If you’re caught in breach of lockdown regulations, you could be fined for as much as R5000 and end up with a criminal record.
The judiciary has issued a list of offences under the Disaster Management Act that carry admission of guilt fines of between R500 and R5000. These include being caught transporting or selling alcohol and spreading fake news about COVID-19.
Judiciary spokesperson Nathi Mncube reportedly told News24 the chief magistrate determined fines annually, but that there was particular interest in the latest fines, owing to lockdown regulations.
“In terms of the Criminal Procedure Act, these fines are issued every year in agreement with the National Prosecuting Authority (NPA).”
Some of the offences that will result in a R5000 fine include:
- Unauthorised disclosure of information in the COVID-19 tracing database;
- Failure to de-identify and destroy information on COVID-19 tracing database within six weeks after the state of disaster has ended;
- Making intentional misrepresentations on any person infected with COVID-19;
- Publishing any statement to deceive another person about COVID-19, to deceive any person about the COVID-19 infection status of another person, or to deceive any person about any measures taken by the government to address COVID-19;
- Intentionally exposing another person to COVID-19;
- Executing an eviction order;
- Illegal gatherings in public places;
- Selling, transporting, dispensing or distributing liquor;
- Selling tobacco products; and
- Hindering, interfering with or obstructing law enforcement officers in the execution of their duties.

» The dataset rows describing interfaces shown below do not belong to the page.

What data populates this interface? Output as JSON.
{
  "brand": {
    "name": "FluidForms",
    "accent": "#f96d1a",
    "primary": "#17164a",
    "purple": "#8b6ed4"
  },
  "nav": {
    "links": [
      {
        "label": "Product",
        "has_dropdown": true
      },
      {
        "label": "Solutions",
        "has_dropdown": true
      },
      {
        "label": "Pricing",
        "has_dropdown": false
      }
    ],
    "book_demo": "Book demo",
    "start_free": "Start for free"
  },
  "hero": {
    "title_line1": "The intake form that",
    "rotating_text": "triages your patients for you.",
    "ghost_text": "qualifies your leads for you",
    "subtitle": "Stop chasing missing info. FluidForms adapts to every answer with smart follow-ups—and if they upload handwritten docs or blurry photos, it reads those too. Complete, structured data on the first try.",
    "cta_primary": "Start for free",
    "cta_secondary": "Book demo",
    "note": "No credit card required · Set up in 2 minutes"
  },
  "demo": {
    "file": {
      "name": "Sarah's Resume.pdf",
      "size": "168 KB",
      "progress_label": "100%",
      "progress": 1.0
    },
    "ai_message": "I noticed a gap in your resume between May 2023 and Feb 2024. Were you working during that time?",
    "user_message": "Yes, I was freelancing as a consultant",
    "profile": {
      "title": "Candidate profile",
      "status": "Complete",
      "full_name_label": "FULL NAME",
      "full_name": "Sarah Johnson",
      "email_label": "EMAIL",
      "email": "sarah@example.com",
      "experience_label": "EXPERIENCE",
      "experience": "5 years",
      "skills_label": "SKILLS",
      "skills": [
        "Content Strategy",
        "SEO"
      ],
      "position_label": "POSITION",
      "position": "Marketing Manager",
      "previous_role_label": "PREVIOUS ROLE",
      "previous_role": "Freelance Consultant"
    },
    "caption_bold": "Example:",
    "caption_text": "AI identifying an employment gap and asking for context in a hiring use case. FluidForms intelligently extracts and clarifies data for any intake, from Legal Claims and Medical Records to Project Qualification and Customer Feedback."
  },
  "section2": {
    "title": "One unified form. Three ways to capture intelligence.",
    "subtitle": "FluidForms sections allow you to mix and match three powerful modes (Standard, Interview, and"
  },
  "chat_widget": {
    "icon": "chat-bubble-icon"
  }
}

A R3000 fine may be issued for failing to close a non-essential business and a R2000 fine for selling non-essential goods.
Offences with a R1000 fine or less, include:
- failure to confine yourself to your home and moving between provinces (outside of the grace period)
- breaking the stay-home curfew between 8 pm and 5 am without a permit
A R500 fine for running, cycling, walking beyond 5km of your residence and outside the allocated hours of 06:00 and 09:00.
According to reports, paying an admission of guilt fine will most likely result in a criminal record.